Nayla Al Khaja: What glass ceiling?

The first female film director and producer in the UAE speaks out about the future of Middle Eastern cinema, breaking down the Arab woman stereotype, and overcoming entrenched industry biases

Nayla Al Khaja is one of the Arab world’s most prolific auteurs, toggling between documentaries (“Unveiling Dubai”), films (“Malal”, “Once”, and “Animal”), and television ads (“TV commercials they are my main bread and butter… you can’t really depend on a feature film to stay afloat”). She fell into filmmaking 20 years ago, and has emerged as a uniquely voiced writer-director-producer, now helming her own eponymous production company Nayla Al Khaja Films.

“I’m a painter,” she starts. “My background is oil on canvas. One day I noticed something interesting: when I looked at my canvases, they were all as if someone had paused a moment, like, paused a scene in a movie. I accidentally stumbled into filmmaking at the age of 19 and absolutely fell in love with it, because I felt that it gave me what art couldn’t: energy. Filmmaking still has all the artistic elements (composition, lighting, photography, negative and positive spaces), but with filmmaking you’re working with up to 100 people on set. Now, I get to see my pictures come to life – hence the term ‘motion pictures’.’
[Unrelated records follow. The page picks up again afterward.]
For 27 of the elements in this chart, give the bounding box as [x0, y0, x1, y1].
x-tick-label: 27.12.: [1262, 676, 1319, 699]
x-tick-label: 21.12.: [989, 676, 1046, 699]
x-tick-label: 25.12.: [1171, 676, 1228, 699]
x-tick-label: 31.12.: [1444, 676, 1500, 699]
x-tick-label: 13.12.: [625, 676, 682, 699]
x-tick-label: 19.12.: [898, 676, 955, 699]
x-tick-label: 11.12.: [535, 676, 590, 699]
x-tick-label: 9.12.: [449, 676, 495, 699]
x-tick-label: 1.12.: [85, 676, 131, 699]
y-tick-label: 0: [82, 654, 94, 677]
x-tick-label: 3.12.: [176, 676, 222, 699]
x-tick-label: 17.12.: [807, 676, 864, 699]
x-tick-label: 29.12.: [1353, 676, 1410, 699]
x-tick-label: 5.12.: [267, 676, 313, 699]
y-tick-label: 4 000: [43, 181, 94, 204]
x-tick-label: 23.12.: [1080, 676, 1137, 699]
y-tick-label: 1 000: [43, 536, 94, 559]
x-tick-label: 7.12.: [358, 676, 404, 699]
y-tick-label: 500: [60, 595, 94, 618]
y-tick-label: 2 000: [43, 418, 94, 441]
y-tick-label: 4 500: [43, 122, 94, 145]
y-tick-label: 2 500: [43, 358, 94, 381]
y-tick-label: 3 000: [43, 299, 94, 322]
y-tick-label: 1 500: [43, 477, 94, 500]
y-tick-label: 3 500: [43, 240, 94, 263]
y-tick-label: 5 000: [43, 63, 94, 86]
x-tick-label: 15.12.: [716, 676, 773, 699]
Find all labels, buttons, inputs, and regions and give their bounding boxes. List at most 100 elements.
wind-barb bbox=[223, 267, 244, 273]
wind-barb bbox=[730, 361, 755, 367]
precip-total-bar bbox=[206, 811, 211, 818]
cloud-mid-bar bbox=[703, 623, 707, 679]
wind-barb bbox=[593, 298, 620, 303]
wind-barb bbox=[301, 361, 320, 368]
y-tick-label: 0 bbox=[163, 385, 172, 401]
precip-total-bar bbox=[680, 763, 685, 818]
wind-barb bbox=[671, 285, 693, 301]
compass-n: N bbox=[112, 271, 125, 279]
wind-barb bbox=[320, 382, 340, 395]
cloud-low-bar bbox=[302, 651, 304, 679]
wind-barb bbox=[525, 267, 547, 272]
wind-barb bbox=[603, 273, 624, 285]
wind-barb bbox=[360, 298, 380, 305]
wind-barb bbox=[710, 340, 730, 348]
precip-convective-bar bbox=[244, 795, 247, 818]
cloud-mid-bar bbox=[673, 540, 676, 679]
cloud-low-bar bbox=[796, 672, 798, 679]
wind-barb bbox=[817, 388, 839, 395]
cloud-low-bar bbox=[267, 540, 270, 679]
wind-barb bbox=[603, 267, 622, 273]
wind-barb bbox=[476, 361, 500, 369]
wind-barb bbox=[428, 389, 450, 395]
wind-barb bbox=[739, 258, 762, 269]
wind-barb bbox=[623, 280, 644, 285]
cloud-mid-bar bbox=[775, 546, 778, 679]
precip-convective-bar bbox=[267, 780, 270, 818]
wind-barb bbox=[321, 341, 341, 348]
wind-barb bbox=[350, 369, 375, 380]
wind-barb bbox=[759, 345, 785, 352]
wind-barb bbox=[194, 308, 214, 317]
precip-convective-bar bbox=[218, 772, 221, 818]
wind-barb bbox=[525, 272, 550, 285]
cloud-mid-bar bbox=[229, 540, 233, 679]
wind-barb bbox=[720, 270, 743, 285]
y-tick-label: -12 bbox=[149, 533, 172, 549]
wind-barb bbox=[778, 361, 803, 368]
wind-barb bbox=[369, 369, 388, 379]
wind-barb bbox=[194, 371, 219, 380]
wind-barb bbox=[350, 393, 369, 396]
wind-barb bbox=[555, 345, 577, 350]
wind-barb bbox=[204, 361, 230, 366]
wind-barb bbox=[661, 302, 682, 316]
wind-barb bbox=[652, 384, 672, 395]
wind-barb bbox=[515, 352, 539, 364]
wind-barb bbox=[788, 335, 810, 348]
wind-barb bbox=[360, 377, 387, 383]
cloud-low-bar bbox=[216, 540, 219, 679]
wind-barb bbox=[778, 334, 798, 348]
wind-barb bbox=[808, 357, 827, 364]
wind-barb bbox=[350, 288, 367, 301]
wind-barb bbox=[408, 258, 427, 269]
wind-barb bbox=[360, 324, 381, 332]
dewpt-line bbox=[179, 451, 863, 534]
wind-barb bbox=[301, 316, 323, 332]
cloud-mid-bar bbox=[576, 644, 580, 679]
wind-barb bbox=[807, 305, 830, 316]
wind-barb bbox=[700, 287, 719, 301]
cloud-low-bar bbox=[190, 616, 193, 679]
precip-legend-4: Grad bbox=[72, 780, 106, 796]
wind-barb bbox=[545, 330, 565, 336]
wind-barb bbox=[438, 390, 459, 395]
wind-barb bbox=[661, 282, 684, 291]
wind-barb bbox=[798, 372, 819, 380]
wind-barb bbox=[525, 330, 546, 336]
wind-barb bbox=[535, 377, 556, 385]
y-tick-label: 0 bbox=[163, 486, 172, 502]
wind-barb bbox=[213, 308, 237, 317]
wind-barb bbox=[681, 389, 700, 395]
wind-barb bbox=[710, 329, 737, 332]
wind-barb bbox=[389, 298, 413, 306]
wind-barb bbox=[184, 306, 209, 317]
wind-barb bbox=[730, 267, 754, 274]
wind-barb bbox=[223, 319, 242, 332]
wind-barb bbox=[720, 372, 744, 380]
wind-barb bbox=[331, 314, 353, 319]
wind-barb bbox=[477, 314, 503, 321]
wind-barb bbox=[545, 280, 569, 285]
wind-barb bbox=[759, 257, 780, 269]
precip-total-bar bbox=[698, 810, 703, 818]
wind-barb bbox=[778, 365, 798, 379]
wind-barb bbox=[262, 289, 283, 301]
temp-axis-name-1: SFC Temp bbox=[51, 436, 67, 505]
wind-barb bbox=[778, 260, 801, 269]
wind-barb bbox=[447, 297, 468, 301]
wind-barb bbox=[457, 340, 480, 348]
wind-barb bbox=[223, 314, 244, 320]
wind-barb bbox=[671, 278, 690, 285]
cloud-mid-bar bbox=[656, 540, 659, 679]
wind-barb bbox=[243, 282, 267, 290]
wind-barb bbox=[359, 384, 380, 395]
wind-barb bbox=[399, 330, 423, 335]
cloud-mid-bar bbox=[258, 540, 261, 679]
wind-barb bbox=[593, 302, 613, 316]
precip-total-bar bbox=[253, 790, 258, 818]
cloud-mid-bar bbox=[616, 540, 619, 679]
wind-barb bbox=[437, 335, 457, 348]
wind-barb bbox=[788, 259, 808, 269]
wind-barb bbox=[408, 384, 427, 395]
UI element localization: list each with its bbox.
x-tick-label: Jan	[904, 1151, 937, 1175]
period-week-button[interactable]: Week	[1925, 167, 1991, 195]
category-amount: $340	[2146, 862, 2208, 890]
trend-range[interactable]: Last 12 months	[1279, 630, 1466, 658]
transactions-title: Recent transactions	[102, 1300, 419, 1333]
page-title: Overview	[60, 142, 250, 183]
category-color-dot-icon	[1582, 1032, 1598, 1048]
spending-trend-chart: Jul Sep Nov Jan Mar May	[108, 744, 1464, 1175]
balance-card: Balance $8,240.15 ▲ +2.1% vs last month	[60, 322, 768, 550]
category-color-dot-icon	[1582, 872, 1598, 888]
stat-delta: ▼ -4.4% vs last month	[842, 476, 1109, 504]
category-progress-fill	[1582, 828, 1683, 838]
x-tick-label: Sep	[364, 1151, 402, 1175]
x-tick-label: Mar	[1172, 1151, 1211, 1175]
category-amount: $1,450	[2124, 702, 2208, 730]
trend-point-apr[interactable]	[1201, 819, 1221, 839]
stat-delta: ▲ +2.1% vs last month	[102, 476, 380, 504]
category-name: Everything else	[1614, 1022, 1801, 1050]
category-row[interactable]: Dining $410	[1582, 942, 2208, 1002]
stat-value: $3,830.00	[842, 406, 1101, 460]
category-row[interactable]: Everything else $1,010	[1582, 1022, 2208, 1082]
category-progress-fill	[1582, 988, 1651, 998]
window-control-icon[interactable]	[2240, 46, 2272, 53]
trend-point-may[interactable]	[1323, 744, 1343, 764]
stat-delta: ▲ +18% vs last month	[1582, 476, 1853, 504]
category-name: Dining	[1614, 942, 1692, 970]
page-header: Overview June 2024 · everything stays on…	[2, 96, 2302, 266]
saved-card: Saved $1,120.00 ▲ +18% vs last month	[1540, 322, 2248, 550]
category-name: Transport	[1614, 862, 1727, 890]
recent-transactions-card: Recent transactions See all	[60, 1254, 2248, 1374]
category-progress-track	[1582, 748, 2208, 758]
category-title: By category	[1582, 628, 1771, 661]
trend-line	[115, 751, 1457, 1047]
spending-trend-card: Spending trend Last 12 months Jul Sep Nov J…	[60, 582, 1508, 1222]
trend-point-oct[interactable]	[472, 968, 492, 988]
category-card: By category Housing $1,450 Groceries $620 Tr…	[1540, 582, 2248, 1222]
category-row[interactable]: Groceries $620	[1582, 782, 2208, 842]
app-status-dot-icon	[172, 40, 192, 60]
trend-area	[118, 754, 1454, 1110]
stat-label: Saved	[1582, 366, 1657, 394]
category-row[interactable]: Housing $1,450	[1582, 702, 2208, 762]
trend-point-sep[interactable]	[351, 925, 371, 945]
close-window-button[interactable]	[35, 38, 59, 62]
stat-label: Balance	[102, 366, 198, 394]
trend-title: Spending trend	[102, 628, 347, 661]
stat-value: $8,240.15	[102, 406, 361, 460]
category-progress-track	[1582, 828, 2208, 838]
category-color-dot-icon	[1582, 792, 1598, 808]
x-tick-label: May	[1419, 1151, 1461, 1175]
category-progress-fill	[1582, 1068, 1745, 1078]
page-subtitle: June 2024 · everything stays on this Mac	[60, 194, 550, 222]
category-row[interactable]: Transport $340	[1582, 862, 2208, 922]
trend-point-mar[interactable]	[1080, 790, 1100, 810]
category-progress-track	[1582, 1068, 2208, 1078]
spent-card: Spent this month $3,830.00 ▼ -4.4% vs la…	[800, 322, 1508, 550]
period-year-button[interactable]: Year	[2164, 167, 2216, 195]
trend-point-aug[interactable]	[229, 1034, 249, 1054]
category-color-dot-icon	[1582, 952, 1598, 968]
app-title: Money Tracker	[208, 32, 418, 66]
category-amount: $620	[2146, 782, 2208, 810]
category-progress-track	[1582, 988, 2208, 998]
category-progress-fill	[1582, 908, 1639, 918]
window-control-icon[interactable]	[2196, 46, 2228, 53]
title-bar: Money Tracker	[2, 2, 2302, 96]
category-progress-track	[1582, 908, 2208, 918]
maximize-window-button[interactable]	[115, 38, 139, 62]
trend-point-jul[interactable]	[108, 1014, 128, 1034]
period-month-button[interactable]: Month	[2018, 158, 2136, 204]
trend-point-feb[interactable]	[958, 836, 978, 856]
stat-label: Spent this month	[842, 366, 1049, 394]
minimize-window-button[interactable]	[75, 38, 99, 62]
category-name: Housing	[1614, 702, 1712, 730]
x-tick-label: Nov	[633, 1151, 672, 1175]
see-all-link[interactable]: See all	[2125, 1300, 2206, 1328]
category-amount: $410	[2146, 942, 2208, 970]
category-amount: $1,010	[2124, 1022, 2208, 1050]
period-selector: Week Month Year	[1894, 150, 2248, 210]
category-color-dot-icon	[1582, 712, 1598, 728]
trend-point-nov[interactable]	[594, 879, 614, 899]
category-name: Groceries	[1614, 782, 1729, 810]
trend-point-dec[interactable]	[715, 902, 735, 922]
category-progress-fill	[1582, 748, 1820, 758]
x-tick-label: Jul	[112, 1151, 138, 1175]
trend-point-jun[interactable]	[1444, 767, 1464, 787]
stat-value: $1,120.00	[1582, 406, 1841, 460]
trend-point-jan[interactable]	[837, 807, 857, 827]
Nayla, born and bred in the UAE, grew up in Dubai at a time when filmmaking didn’t really exist. “When I graduated from school 25 years ago, there was nothing in the Middle East for fine arts; no courses or universities. So, I applied to Ryerson University in Toronto, Canada, and studied cinema and fine arts there for four years. When I came back to the UAE afterwards, I started my little business.” Nayla was among the small group of women in the region doing a man’s job, but her enduring perseverance, tenacity and talent stood up in its own right and has seen her emerge as one of the most trail-blazing women of her generation.

“I remember when I came back from Toronto and I made my first documentary here [in the UAE], I had to literally fly people in and fly equipment in,” she recalls. “It was so expensive because there was no proper infrastructure for filmmaking, so everything was like pulling teeth. I had to create something from nothing.”

In an industry where a feminine point of view continues to be devalued, Nayla praises other female peers for proving themselves on a man’s turf. “Nadine Labaki is basically my role model. Everything that she has achieved is amazing. Arab women are still portrayed as people who are oppressed, without a voice, who don’t have freedom, so I can’t even tell you how important it is that our voices are heard. Imagine if an Arab female director directed the next Wonder Woman, that would shatter every glass ceiling. There is nobody who has reached that level yet, though, so I am really hoping to be able to have that kind of impact and inspire younger girls and boys to be able to pursue this path.”